We validated the RNA-seq data by performing qRT-PCR studies to measure the amounts of CLDN3, CLDN4, CLDN7, VIM, CDH1, NF-YAl, and NF-YAs in several STAD cell lines (Fig. 7b). With the exception of CLDN4 in the HS746T cell line, the qRT-PCR data indicate that the selected Claudinlow cell lines lack CLDN3, CLDN4, and CLDN7 expression. In line with their epithelial characteristics, the MSS/TP53−NCIN87 and MKN45 cell lines express CLDN3, CLDN4, and CLDN7, while the MSS/TP53+ AGS cell line expresses only CLDN4 and CLDN7. Surprisingly, high CLDN3, CLDN4, and CLDN7 expression levels are also observed in the EMT MKN7 cell line. As for VIM, CDH1, NF-YAl, and NF-YAs, the qRT-PCR and the RNA-seq data are entirely consistent. Overall, the qRT-PCR results confirm the RNA-seq analyses, with a single inconsistency represented by CLDN3 expression in the MKN7 cell line.

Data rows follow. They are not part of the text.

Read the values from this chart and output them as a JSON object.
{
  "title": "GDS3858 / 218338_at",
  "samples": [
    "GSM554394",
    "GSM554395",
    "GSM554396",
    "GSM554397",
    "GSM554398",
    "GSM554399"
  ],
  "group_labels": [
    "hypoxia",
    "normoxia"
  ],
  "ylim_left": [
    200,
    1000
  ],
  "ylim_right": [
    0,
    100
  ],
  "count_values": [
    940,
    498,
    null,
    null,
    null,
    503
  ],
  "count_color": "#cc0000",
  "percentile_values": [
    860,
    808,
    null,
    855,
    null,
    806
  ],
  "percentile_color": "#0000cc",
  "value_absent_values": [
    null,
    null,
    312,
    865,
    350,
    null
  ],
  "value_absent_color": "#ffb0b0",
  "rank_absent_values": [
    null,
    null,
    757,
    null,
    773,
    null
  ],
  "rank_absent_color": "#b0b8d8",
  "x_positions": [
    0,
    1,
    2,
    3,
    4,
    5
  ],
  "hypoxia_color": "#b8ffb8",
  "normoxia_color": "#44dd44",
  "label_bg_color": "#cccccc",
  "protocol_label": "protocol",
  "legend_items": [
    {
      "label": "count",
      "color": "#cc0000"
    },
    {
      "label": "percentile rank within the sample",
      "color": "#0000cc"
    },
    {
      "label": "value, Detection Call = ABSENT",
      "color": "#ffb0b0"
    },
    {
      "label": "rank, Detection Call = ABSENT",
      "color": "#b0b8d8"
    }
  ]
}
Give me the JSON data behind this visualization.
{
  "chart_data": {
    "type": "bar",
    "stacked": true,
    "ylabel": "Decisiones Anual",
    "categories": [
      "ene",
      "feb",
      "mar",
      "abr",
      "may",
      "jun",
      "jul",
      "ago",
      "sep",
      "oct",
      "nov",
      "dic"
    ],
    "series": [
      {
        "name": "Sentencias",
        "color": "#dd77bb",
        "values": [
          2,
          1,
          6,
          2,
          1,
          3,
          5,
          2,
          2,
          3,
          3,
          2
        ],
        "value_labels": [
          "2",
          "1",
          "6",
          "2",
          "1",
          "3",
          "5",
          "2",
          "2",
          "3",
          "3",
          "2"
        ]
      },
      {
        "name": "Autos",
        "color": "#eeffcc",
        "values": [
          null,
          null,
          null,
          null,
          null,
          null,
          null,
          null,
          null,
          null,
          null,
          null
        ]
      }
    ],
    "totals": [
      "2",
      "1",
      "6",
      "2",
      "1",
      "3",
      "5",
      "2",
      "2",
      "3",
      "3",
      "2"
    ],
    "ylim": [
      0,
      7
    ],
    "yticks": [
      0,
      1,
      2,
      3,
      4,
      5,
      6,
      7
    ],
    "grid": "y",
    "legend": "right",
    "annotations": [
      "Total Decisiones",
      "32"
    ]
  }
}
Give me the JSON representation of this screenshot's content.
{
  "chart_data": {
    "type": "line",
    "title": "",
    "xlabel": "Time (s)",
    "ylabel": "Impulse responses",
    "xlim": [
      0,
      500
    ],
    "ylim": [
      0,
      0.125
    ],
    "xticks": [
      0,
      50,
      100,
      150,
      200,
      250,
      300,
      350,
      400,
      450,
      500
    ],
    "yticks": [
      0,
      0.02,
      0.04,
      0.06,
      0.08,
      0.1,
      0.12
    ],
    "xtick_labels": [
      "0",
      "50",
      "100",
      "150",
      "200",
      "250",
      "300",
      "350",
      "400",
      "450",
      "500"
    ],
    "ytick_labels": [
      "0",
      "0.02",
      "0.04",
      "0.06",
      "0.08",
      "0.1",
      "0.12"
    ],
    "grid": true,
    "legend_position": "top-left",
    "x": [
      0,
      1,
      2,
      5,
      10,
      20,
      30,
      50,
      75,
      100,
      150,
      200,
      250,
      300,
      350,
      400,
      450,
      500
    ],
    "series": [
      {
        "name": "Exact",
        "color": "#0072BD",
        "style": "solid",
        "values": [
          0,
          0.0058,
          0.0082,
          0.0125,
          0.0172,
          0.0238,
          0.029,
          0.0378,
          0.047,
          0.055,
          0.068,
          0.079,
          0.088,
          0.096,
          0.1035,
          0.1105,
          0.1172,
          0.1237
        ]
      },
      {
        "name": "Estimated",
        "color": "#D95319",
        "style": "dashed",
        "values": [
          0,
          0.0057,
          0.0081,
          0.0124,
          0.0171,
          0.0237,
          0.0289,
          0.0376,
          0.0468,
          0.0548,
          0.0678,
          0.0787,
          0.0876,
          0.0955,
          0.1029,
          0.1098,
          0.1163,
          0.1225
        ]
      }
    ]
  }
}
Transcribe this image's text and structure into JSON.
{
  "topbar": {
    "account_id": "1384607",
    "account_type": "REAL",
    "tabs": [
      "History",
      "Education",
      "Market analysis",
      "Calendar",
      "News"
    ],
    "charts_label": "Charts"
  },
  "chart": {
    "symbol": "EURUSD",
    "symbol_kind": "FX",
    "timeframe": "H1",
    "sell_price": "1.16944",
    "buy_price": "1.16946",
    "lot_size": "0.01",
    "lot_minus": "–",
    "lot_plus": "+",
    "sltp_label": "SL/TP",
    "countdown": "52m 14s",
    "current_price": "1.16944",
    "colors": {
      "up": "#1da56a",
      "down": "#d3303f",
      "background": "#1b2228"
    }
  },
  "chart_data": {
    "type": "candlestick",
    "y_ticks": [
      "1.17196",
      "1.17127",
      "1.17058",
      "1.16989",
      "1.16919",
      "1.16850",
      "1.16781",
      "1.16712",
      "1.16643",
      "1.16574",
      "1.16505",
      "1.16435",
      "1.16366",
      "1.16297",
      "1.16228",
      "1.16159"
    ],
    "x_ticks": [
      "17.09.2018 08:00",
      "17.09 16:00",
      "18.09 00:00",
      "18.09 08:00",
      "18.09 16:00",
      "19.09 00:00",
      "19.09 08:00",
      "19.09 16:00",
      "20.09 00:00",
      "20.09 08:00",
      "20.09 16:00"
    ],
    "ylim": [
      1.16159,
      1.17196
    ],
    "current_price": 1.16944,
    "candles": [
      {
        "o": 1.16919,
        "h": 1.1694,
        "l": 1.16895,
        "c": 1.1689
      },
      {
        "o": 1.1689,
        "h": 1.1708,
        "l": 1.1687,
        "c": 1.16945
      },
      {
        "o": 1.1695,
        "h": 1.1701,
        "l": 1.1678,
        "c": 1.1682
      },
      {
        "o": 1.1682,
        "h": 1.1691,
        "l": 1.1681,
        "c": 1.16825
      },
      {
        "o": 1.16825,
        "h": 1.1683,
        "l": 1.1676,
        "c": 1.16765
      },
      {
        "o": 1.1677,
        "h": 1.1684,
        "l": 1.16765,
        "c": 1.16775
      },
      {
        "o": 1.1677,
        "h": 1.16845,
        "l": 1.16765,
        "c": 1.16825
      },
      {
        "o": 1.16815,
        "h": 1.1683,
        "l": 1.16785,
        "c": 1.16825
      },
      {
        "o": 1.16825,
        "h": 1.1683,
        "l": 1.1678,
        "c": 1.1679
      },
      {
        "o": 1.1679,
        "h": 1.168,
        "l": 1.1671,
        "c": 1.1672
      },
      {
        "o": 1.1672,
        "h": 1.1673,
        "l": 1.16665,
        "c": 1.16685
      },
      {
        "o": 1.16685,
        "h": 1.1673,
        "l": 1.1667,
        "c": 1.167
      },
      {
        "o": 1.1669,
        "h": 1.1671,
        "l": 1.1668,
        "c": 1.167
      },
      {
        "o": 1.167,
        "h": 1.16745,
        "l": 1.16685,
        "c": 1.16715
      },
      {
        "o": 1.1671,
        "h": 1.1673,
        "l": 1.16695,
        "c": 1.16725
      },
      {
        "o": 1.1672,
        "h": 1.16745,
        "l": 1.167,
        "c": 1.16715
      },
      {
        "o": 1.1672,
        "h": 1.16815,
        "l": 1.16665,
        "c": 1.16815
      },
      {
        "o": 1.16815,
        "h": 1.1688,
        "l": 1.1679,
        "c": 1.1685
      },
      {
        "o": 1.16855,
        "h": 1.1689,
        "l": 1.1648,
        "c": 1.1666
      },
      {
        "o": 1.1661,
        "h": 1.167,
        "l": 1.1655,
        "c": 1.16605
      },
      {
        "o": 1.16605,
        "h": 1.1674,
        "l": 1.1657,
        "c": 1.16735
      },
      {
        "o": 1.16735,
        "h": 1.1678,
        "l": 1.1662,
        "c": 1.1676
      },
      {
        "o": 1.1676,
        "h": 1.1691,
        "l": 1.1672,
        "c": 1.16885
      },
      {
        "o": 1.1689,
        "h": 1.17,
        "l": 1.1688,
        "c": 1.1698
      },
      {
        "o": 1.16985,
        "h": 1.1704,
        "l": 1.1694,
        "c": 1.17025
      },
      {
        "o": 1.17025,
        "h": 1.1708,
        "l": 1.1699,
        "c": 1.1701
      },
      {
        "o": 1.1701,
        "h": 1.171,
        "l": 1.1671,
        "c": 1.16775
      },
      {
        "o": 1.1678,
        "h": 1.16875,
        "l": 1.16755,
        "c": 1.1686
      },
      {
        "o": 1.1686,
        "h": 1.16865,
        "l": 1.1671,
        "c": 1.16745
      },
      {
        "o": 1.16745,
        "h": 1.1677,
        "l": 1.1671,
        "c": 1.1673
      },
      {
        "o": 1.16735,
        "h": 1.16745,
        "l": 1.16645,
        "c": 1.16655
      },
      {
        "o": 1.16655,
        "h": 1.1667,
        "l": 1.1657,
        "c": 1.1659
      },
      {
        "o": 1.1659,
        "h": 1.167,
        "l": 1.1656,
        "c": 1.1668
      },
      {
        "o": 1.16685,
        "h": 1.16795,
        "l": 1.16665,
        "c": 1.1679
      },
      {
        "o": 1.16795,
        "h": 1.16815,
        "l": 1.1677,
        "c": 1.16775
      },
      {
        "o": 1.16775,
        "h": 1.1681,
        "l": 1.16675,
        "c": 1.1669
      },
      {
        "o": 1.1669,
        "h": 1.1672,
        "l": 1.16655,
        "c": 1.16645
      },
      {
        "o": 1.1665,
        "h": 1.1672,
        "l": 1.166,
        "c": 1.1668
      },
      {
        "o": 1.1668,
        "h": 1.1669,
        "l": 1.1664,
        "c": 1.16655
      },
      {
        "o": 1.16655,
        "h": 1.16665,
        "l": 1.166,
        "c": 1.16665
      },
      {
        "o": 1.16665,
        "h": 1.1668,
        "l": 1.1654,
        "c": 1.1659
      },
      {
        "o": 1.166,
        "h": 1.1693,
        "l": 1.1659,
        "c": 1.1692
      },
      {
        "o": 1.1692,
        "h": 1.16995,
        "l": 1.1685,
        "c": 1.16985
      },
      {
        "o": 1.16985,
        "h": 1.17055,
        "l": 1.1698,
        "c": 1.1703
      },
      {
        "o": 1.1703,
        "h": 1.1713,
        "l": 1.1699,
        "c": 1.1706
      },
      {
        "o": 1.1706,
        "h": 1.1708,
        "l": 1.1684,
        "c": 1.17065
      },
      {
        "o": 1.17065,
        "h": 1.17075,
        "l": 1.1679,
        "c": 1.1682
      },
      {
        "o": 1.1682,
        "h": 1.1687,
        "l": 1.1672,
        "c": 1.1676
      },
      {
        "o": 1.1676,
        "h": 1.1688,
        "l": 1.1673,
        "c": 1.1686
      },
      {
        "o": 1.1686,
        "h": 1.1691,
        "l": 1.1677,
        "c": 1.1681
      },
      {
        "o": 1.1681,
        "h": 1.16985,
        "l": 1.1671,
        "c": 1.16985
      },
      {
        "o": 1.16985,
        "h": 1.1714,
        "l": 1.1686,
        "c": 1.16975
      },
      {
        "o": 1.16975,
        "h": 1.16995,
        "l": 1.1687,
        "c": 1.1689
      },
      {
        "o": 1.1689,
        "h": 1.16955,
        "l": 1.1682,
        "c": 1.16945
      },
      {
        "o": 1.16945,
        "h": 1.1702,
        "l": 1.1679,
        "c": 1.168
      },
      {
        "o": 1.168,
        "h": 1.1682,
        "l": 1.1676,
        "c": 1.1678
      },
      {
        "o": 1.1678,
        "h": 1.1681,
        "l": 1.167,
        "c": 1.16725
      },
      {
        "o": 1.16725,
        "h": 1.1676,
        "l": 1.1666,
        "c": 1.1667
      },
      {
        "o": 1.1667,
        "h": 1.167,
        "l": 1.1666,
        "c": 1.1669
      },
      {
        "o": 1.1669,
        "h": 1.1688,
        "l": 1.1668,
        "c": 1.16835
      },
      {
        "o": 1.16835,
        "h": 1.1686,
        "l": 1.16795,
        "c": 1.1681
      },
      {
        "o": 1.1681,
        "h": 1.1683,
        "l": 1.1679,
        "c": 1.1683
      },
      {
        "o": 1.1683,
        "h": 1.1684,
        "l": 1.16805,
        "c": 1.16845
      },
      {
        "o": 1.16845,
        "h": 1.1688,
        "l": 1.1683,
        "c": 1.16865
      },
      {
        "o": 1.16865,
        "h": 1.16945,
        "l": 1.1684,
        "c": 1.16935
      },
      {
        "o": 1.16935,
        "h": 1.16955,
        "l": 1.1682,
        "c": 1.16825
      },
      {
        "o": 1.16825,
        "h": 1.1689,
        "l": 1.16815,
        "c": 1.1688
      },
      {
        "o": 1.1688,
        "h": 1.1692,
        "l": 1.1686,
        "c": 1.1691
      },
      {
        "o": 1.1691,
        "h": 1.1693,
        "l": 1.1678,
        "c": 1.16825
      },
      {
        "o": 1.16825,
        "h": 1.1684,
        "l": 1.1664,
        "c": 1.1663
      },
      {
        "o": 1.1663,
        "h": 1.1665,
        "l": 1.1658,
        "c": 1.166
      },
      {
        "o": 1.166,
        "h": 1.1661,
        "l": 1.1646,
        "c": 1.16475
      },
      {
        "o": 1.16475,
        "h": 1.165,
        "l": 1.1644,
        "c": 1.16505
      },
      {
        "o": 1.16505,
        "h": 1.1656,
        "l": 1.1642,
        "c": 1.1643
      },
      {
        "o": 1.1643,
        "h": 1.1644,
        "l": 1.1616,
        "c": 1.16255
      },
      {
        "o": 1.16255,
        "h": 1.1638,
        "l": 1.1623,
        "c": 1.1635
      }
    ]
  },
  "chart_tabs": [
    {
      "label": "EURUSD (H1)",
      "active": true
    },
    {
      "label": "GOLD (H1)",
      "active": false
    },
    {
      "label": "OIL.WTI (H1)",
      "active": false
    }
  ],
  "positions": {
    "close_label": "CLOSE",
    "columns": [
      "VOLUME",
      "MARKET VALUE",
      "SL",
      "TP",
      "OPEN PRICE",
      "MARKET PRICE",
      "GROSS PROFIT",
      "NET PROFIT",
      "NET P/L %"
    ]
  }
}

The intra-cellular expression of a specific mRNA does not necessarily translate into the production of the encoded polypeptide. We address this point in the case of NF-YAl, NF-YAs, VIM, and CDH1 transcripts, as the presence/absence of the corresponding protein may be of functional importance for the homeostasis of the neoplastic cell. Thus, we determined the levels of the NF-YAl, NF-YAs, VIM, and CDH1 proteins in the STAD cell lines used for the qRT-PCR validation experiments (Fig. 7c). The results obtained indicate that the amounts of the NF-YAl, NF-YAs, VIM, and CDH1 proteins determined in each cell line reflect the expression levels of the corresponding transcripts in our qRT-PCR. Specifically, both the qRT-PCR and RNA-Seq data indicate that CDH1 is absent in the AGS cell line, despite its “epithelial” classification. On the other hand, we note that the only cell line classified as EMT expressing CDH1 is the MKN7 that we use here. We conclude that Western Blot Analysis is in line with the qRT-PCR shown above.